Sunday, August 11, 2013

India Launches Indigenous Aircraft Carrier


A line-up of MiG-29Ks belonging to Indian Navy squadron 303, which was commissioned in late May for service aboard the INS Vikramaditya. (Photo: Indian Navy)
August 9, 2013, 10:30 AM
India will launch its 37,500-ton indigenous aircraft carrier (IAC-1) on August 12 at the Cochin Shipyard in Kerala. The ship is scheduled for induction by the end of 2018. Meanwhile, the former Russian aircraft carrier Admiral Gorshkov, now the INS Vikramaditya, conducted final trials in the Barents Sea this week with its squadron of MiG-29K combat jets embarked. It is due to be delivered by year-end, after a delay of more than four years.
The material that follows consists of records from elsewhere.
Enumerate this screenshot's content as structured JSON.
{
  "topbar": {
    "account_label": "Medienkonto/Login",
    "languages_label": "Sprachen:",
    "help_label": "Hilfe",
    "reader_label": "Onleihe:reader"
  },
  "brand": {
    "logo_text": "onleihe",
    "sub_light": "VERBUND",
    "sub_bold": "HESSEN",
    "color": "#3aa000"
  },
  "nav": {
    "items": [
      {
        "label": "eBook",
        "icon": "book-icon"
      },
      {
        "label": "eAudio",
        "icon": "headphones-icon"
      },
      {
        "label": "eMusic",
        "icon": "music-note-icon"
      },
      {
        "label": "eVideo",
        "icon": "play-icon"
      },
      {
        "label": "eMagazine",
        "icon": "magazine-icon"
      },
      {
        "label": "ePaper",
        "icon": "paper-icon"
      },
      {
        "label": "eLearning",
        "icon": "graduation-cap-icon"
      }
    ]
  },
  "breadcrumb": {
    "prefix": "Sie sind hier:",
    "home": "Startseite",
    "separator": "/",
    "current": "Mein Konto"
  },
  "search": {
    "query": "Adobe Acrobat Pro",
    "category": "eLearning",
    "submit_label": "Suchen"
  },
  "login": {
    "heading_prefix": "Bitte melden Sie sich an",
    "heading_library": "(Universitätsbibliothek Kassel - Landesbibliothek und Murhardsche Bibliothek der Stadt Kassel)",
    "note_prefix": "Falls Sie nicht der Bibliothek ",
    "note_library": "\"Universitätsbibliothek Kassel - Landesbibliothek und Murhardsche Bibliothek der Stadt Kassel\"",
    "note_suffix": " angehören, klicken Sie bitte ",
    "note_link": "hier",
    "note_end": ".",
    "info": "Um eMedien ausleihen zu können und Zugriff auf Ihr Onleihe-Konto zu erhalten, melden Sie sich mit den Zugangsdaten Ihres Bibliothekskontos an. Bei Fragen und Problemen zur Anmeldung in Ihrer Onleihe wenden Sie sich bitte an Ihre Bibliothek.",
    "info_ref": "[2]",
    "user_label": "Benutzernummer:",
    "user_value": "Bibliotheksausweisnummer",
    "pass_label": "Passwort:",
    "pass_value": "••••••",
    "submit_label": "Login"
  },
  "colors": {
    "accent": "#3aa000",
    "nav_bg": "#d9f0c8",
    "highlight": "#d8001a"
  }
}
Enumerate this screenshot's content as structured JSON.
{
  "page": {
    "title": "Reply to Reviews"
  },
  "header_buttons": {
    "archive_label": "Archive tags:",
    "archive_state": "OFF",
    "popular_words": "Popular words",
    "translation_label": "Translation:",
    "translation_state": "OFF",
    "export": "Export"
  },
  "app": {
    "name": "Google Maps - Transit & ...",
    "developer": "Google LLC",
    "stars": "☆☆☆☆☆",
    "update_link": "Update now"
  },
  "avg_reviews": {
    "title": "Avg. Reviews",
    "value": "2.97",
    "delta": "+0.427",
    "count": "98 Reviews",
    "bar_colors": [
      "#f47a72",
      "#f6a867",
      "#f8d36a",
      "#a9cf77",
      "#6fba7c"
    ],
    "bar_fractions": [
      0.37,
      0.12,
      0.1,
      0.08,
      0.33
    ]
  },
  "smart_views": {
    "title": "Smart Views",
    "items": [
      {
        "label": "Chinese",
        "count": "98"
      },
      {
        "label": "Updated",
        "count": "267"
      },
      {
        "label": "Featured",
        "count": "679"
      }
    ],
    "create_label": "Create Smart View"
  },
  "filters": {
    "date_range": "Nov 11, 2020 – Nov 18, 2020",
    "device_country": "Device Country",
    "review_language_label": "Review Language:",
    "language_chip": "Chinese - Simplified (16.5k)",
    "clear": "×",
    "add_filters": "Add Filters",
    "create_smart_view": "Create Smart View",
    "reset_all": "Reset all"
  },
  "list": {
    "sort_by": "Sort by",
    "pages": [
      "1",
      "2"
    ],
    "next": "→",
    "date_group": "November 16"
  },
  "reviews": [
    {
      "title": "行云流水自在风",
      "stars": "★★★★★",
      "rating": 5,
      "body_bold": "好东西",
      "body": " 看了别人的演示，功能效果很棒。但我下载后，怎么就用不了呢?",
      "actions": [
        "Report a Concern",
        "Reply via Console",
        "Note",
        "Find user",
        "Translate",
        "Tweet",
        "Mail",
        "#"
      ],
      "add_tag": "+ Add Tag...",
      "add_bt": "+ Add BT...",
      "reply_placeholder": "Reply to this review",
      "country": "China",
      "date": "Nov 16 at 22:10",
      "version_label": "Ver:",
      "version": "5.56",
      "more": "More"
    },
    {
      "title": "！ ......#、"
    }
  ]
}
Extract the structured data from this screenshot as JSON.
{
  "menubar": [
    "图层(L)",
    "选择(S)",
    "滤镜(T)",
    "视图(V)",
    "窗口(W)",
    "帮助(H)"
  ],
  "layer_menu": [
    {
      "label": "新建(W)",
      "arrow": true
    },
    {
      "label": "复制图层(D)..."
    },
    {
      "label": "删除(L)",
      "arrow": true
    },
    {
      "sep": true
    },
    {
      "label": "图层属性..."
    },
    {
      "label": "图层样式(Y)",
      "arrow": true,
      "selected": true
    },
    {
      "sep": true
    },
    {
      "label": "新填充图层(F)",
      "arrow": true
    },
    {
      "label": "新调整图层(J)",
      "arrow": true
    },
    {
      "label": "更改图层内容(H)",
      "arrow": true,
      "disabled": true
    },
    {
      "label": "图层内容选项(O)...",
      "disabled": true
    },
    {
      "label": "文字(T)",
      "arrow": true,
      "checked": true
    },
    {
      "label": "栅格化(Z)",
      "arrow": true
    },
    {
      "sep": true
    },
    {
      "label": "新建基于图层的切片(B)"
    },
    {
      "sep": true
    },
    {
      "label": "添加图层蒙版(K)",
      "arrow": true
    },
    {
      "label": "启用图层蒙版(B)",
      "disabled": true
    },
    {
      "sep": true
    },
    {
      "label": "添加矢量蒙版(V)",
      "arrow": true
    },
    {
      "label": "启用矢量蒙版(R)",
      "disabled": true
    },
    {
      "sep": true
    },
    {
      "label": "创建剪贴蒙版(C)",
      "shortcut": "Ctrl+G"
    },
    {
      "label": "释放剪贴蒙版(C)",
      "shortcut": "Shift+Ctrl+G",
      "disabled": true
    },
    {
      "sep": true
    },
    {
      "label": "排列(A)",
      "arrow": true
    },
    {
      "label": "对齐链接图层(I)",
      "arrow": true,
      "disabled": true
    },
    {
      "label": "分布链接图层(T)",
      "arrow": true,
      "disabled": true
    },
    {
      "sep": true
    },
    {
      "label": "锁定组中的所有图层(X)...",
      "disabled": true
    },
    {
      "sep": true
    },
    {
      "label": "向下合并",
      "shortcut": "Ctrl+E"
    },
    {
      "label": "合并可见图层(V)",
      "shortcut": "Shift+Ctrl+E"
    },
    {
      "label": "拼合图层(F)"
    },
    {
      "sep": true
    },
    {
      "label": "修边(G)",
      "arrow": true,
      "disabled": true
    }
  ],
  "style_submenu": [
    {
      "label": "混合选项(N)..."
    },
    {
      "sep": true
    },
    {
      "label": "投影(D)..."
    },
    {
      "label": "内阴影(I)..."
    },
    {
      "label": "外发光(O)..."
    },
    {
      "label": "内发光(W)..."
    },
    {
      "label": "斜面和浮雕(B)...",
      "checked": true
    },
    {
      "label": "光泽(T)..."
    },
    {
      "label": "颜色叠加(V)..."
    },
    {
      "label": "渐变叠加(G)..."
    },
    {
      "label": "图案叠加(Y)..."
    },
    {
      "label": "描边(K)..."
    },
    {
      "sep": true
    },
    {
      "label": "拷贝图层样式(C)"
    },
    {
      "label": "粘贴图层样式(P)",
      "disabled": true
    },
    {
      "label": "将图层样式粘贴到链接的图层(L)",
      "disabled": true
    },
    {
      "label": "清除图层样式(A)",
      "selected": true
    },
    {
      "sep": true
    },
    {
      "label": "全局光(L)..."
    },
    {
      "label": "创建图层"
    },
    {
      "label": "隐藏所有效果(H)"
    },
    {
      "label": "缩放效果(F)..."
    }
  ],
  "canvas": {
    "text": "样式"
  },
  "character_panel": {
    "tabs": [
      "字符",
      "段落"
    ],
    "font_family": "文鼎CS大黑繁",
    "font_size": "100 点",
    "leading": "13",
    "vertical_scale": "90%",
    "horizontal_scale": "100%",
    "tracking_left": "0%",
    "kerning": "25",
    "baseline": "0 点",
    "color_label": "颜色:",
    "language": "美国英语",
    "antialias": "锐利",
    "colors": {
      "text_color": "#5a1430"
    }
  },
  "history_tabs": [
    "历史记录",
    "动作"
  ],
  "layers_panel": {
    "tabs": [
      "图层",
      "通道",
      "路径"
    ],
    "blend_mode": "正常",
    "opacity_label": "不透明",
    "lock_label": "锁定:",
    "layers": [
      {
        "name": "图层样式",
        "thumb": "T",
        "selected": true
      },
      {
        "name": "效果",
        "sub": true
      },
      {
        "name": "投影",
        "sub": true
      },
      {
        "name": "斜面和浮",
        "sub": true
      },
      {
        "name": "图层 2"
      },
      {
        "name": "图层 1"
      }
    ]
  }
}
Designed by the Directorate of Naval Design, the IAC-1 will be named INS Vikrant. It is 260 meters (850 feet) long and 60 meters (200 feet) wide. Powered by four gas turbines, it will be capable of more than 28 knots (56 km per hour). It will have two runways–206 meters (675 feet), including a ski-jump for takeoffs; and 145 meters (475 feet) for landings. The new carrier will accommodate the additional MiG-29Ks that are on order, as well as the naval variants of India’s own light combat aircraft (LCA) and advanced light helicopter (ALH). Kamov Ka-31s for anti-submarine warfare will also be aboard.
Approximately 83 percent of the fabrication work and 75 percent of construction work on the new carrier will be completed when the ship goes into water, said Vice Admiral R.K. Dhowan, vice chief of the Indian Navy. The rest, including the flight deck, will be completed once the ship is launched, he added. The carrier will be equipped with the Indo-Israeli (Barak-8) long-range surface-to-air missile system with multi-function radar and close-in weapons system.
Detailed studies on the type of aircraft, launch and recovery mechanisms and propulsion systems have already started for a second indigenous aircraft carrier, with the design to be revealed within a year, Dhowan told AIN. Given the experience gathered, the second carrier could be in the heavier class of around 65,000 tons with a catapult instead of the existing ski jump, said an Indian Navy official speaking on condition of anonymity. With approximately 55 aircraft required for the carrier, it is likely the Indian Navy will accelerate plans to acquire a carrier airborne early-warning and control system such as the Northrop Grumman E-2D Hawkeye. The naval version of the Dassault Rafale might also be a candidate for operation from the second carrier, in addition to the Boeing AH-64 Apaches and CH-47 Chinooks that India has already selected.